Hong Kong-listed Country Garden Services said it will book an impairment provision of between 1.8 billion yuan and 2.3 billion yuan for the trade receivables due from related parties, according to a filing late Monday.
Without specification, Country Garden Services said related party customers, engaging in real estate development and related business, are under periodical liquidity pressures. The company has continued efforts with various measures for collecting trade receivables at its best efforts, is said.
Country Garden Services is also writing down between 1.4 billion yuan and 1.8 billion yuan on goodwill and other intangible assets, because some subsidiaries failed to meet expectations and some businesses are under adjustments. The payment cycles of some clients are getting longer, resulting in less-than-ideal cash flow, the company said.
Country Garden Services was previously the property management unit of Country Garden Holdings Co. Ltd., China’s biggest homebuilder. The unit was spun off from the developer in 2018 for an independent listing.
Currently, there is no shareholding relations between Country Garden Services and Country Garden. But both companies are controlled by Yang Huiyan, chair of Country Garden.
Property management companies separated from real estate companies often rely on affiliated developers as a significant source of revenues, including management and maintenance services for their projects.

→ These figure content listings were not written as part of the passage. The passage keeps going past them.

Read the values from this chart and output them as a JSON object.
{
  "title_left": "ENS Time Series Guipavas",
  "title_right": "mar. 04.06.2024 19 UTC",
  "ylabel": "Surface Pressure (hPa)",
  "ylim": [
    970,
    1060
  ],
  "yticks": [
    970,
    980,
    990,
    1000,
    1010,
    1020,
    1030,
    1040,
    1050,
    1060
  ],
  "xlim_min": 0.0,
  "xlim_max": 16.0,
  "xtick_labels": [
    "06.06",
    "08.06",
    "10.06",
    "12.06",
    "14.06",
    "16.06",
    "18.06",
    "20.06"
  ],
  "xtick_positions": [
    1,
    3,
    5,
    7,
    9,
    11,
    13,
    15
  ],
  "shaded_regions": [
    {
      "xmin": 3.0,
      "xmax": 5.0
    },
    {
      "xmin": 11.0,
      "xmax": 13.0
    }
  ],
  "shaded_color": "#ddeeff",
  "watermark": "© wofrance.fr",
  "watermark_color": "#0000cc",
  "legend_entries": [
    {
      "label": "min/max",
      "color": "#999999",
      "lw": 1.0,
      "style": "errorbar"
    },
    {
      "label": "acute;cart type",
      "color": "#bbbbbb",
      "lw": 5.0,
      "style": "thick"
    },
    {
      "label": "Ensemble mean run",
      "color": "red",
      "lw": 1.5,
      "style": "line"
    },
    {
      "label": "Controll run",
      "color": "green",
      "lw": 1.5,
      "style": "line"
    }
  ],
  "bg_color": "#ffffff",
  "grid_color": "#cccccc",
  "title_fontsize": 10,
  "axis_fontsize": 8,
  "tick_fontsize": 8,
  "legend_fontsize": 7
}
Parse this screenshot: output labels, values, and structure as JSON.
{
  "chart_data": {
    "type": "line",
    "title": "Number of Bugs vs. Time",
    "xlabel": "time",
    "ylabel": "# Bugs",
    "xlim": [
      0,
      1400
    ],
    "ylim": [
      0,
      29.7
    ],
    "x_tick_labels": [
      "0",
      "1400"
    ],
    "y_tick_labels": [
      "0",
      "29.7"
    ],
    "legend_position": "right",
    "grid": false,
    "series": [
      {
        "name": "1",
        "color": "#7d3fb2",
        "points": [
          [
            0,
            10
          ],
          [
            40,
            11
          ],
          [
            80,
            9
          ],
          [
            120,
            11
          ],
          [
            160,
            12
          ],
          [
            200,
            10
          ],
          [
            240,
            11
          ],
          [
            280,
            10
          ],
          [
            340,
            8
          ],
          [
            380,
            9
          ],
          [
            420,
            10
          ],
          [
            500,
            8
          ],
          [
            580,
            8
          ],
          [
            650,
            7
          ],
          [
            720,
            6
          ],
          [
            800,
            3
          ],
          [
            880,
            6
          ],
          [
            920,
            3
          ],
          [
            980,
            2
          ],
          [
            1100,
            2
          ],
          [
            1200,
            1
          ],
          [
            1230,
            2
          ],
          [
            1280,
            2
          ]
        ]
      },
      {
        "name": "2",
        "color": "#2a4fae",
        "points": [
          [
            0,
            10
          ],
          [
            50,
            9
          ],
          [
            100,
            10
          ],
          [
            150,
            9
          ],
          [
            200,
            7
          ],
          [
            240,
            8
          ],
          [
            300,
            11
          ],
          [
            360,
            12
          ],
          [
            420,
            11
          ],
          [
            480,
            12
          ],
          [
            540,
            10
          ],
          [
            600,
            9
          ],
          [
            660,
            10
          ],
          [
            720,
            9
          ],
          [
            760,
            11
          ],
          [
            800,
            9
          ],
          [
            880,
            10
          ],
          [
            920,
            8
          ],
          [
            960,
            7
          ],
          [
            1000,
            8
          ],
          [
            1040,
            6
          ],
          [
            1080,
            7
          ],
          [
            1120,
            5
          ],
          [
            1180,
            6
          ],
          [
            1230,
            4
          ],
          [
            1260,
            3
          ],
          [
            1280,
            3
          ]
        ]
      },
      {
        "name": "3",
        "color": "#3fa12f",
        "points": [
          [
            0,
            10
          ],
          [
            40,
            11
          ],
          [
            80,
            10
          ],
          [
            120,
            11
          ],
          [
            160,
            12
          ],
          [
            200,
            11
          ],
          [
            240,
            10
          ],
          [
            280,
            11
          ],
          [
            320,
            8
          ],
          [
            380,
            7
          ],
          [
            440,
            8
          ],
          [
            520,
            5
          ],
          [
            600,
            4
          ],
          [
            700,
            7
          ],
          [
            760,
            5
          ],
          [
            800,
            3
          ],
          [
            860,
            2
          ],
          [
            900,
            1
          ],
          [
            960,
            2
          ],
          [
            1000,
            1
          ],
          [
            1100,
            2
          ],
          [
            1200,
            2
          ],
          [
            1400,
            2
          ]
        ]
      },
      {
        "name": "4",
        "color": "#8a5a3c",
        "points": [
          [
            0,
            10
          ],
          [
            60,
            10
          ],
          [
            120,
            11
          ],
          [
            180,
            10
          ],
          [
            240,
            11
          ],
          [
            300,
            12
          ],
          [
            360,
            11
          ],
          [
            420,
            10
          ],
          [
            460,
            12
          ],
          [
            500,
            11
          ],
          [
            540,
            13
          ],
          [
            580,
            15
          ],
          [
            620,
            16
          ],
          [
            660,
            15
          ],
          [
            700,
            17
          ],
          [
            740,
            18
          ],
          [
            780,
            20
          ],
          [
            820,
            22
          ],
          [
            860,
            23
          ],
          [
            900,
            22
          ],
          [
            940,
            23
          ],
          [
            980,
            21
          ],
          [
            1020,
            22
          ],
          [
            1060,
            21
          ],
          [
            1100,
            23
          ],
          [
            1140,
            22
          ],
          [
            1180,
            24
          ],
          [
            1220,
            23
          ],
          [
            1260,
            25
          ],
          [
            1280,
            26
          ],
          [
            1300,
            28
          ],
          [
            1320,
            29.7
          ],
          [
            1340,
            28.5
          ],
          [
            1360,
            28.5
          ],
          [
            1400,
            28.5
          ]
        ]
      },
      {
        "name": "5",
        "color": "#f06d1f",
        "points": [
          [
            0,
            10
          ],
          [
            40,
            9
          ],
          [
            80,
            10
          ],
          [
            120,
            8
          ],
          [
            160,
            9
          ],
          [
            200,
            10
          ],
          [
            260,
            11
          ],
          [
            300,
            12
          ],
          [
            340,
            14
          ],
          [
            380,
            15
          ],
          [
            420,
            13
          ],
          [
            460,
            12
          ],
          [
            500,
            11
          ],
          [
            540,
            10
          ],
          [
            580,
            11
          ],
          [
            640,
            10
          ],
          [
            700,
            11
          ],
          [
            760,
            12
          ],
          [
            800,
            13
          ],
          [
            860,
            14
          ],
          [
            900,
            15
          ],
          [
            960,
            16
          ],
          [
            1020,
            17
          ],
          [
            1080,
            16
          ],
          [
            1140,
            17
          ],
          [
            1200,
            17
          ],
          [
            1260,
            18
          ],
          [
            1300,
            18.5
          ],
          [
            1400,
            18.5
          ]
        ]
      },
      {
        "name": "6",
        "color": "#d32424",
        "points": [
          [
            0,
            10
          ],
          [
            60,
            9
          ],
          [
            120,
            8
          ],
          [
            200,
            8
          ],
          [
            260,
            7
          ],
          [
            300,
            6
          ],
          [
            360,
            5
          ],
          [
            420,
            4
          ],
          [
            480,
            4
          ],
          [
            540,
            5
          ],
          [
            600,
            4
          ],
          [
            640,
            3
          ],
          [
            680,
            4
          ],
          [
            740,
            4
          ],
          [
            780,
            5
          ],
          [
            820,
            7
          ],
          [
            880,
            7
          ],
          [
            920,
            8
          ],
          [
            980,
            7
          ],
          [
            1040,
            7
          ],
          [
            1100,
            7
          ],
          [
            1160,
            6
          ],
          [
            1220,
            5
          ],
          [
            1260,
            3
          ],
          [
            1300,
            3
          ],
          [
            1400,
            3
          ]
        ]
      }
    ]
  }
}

As China’s property industry crisis stretches for over three years, property managers’ financials are also coming under mounting pressures. “If affiliated real estate companies face financial challenges and are unable to fulfill their financial commitments to property management firms, the likelihood of recovering the money is small,” said Dennis Huang, co-founder of Synergy Solution Management Group.
Country Garden’s financial woes were exposed in August when it failed to meet interest payments on two offshore U.S. dollar bonds. The company, which was China’s top developer in terms of sales for six consecutive years from 2017, formally logged its first default on dollar bonds in late October.
According to Country Garden Services’ half-year financial report, trade receivables from affiliated parties rose 32.9% year-on-year to 2.3 billion yuan as of June 30.
The impaired assets will lead to a reduction of the company’s net assets by 3.2 billion yuan to 4.1 billion yuan, Country Garden Services said in the Monday filing. It added that the provisions will not impact its cash flow.
In 2022, Country Garden Services booked 2.3 billion yuan in net profit. Profits for the first half of 2023 totaled 2.5 billion yuan.
Global rating agency Fitch Ratings in a Dec.12 report said Country Garden Services maintains a strong net cash position, but its funding access could be affected by the evolving situation of Country Garden. Fitch warned that most of Country Garden Services’ revenue from Country Garden will not be collected from the second half of 2023.
Country Garden Services’ shares plunged 11.56% in Hong Kong to close at HK$ 6.12 ($0.78) per share Tuesday.